C'était, jeudi, regarder
la photo instinctive-on-ne-sait-jamais, pourra servir.
C'était reconnaître la
carte de France avec les cours d'eau guide-crayons, mais qui n'est
apparue qu'avec l'apparition, en mon adolescence, ou pré-adolescence,
des objets de plastique, des stylos-billes et de leur autorisation en
classe (pour les feutres il faudra attendre la philo pour qu'ils
soient tolérés avec un reste de réprobation).
C'était voir le bois
clair trop lavé et les tubes de métal courbés, c'était se
souvenir.
Je me souviens de la
modernité ébouriffante de ce nouveau mobilier, en quatrième je
crois, dans l'une des classes récentes de Saint Dominique, au
premier étage du laid petit immeuble-construit-pour-être-classes,
mais c'étaient des pupitres doubles, où nous étions rivées pour
un an à une camarade non choisie (la technique de F qui faisait
claquer ses phalanges quand elle constatait que je remplissais trop
vite ma copie, pour me déstabiliser et prendre la première place,
en ces temps où j'étais encore assez brillante, où elle l'était
non moins).
Je me souviens
qu'auparavant j'ai connu des tables, plates ou penchées, de bois
sombre, les creux entre les planches, où planter une brindille, une
pointe de compas, et les bancs, mobiles ou liés au pupitre, mais je
ne sais plus associer l'une ou l'autre de ces variantes à la classe
du Conquet (là je me souviens surtout des crochets où nous pendions
nos manteaux ou pèlerines, ou châles, ou gros chandails, sous
lesquels nous enlevions nos galoches, nous comme les petites filles –
et garçons, tiens, oui, il me semble, ce fut ma seule classe mixte –
du village, à partir du moment où ma mère a renoncé, pour mon
plus grand plaisir et ma fierté, aux chaussures de cuir qui nous
singularisaient et dont les semelles, mauvaises en ces temps là, ne
supportaient l'humidité prégnante),
du Conquet, donc, ou à
celle de Sainte-Marguerite à Toulon, où j'avais commencé à
prendre une pointe d'accent, cette petite école qui est vague dans
mon souvenir, réduite à son nom et à la lumière blonde de la
maîtresse,
à celle de l'école de la
rue Dupont – je ne sais pas quel est son nom actuel – en bordure
de Bab-el-Oued (et le souvenir, là, est de ma grande amie, dont j'ai
oublié le nom, kabyle je pense, belle et maigre, que je ne pouvais
recevoir chez ma tante, parce que l'appartement était trop petit,
qu'elle avait trop à faire avec ses enfants et nous, A et moi, qui
lui étions confiées, et puis, peut-être, mais ça ne se disait
pas, se pensait à peine, parce qu'elle n'était pas «européenne»
et surtout qu'elle était très pauvre, d'ailleurs il n'était pas
question non plus qu'elle m'invite dans sa masure, on disait gourbi,
mais j'ai souvenir de rires, de niches faites aux trop bien vêtues,
trop orgueilleuses, de ses dessins, de galopades - je crois, ou
j'invente, là - sur le chemin, et que, comme moi – et pas mon
cousin – elle avait réussi du premier coup son examen d'entrée en
sixième)
ni à celle du Collège de
Toulon.

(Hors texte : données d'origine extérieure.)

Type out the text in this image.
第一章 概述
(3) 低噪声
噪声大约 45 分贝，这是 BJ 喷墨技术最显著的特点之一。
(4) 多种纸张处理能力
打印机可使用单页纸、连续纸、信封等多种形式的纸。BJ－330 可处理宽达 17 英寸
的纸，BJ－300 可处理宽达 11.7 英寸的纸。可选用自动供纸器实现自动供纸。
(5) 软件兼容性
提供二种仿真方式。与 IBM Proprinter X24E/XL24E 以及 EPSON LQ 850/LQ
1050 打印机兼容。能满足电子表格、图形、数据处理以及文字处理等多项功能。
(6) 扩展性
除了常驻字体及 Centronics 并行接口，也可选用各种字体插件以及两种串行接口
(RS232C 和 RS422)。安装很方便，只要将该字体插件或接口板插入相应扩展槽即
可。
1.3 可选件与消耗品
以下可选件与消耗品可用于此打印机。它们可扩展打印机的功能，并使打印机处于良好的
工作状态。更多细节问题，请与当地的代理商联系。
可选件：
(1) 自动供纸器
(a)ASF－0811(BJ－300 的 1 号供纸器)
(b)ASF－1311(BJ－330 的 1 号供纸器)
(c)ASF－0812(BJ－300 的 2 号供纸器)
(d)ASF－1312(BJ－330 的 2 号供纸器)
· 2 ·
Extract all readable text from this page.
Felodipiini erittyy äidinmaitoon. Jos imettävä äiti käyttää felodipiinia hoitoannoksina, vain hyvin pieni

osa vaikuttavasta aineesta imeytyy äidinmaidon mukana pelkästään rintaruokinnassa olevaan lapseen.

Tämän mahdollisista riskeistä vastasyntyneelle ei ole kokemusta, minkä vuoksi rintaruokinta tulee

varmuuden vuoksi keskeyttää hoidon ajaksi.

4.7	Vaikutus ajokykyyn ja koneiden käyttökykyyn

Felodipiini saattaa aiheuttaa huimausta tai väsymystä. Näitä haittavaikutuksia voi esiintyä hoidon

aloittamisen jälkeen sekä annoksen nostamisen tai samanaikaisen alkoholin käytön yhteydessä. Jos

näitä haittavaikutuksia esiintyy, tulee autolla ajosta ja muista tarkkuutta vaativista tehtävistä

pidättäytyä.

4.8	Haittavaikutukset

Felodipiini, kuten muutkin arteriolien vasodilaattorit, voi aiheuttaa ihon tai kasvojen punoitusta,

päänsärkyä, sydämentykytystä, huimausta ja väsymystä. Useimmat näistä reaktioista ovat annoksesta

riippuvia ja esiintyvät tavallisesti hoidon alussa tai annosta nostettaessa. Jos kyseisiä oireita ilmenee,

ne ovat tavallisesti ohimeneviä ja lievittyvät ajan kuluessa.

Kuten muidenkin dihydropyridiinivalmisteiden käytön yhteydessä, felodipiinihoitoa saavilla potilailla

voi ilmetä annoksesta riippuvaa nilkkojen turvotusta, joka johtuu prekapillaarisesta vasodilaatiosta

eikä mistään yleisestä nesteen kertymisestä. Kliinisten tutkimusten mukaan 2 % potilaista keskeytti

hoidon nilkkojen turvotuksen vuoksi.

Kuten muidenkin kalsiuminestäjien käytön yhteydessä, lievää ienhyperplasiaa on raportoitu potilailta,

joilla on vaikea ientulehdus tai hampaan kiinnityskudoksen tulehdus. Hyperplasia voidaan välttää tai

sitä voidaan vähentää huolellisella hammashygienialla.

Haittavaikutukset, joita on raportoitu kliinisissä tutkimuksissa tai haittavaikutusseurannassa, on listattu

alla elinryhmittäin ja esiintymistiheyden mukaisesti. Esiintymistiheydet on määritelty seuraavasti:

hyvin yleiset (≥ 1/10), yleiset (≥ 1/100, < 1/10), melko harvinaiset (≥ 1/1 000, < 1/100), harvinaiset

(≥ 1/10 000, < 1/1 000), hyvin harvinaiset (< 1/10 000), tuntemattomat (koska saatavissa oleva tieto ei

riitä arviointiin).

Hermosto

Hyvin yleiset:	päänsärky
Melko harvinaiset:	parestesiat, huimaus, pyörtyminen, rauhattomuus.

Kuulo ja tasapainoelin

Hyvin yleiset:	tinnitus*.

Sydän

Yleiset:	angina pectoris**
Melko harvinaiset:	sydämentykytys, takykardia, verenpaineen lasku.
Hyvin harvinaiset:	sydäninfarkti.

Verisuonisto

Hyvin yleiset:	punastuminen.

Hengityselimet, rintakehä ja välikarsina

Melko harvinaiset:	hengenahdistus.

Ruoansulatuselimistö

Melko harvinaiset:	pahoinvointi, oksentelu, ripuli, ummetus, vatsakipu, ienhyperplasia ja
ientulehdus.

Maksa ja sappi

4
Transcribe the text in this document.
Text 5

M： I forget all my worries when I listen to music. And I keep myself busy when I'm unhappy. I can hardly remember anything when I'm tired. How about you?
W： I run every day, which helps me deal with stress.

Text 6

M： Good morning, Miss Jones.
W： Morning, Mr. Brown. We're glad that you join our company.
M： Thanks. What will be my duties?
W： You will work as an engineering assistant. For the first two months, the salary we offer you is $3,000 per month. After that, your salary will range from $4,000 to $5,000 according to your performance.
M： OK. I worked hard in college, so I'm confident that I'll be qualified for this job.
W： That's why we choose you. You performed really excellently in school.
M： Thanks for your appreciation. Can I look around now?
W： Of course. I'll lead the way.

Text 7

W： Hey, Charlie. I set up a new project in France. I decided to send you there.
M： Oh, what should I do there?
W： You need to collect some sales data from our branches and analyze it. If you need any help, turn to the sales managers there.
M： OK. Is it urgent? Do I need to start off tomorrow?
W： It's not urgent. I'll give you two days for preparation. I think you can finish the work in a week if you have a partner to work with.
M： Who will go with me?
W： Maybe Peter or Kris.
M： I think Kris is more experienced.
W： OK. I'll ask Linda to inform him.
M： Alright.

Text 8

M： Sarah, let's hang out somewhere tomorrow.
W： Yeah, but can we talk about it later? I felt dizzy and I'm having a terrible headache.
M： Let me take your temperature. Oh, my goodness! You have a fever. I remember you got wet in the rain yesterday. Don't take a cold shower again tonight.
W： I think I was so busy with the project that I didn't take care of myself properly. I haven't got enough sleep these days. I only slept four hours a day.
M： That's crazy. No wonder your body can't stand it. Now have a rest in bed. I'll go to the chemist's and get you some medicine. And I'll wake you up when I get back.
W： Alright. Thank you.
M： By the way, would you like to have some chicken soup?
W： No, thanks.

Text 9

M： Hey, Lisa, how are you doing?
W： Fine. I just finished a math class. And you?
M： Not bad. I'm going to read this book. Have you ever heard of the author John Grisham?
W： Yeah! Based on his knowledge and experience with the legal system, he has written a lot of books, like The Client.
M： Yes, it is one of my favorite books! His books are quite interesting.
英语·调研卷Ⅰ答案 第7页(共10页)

En ces temps là, jeunes que vous êtes, les Lycées étaient
réservés aux Garçons, les collèges aux filles, et, en principe,
l'enseignement était le même. Nous nous
retrouvions pour le BEPC.
Ouille, tout ceci n'a
aucun intérêt, mais je me suis laissée aller à cette dérive, en
vertu du temps jadis qui est toujours plus beau – que de petites et
grandes peines pendant toutes ces années, et le début de ma révolte
contre le monde et les femmes de la famille – qu'il est
éternellement à la mode et que nous sommes conditionnés pour faire
le bonheur des brocanteurs et de ceux qui re-éditent nos vieux
plumiers, les cahiers de brouillon avec table de multiplication au
verso (ne les ai connues que vers douze ou treize ans, je trouvais
parfaitement inutile de les apprendre) etc.... tellement chics ?
Pardon, j'arrête.
6 commentaires:
Encore un joli voyage dans le passé odorant et sonore.
Merci
Les souvenirs scolaires sont une mine (de crayon ?) et il faut parfois mettre un casque pour s'y aventurer !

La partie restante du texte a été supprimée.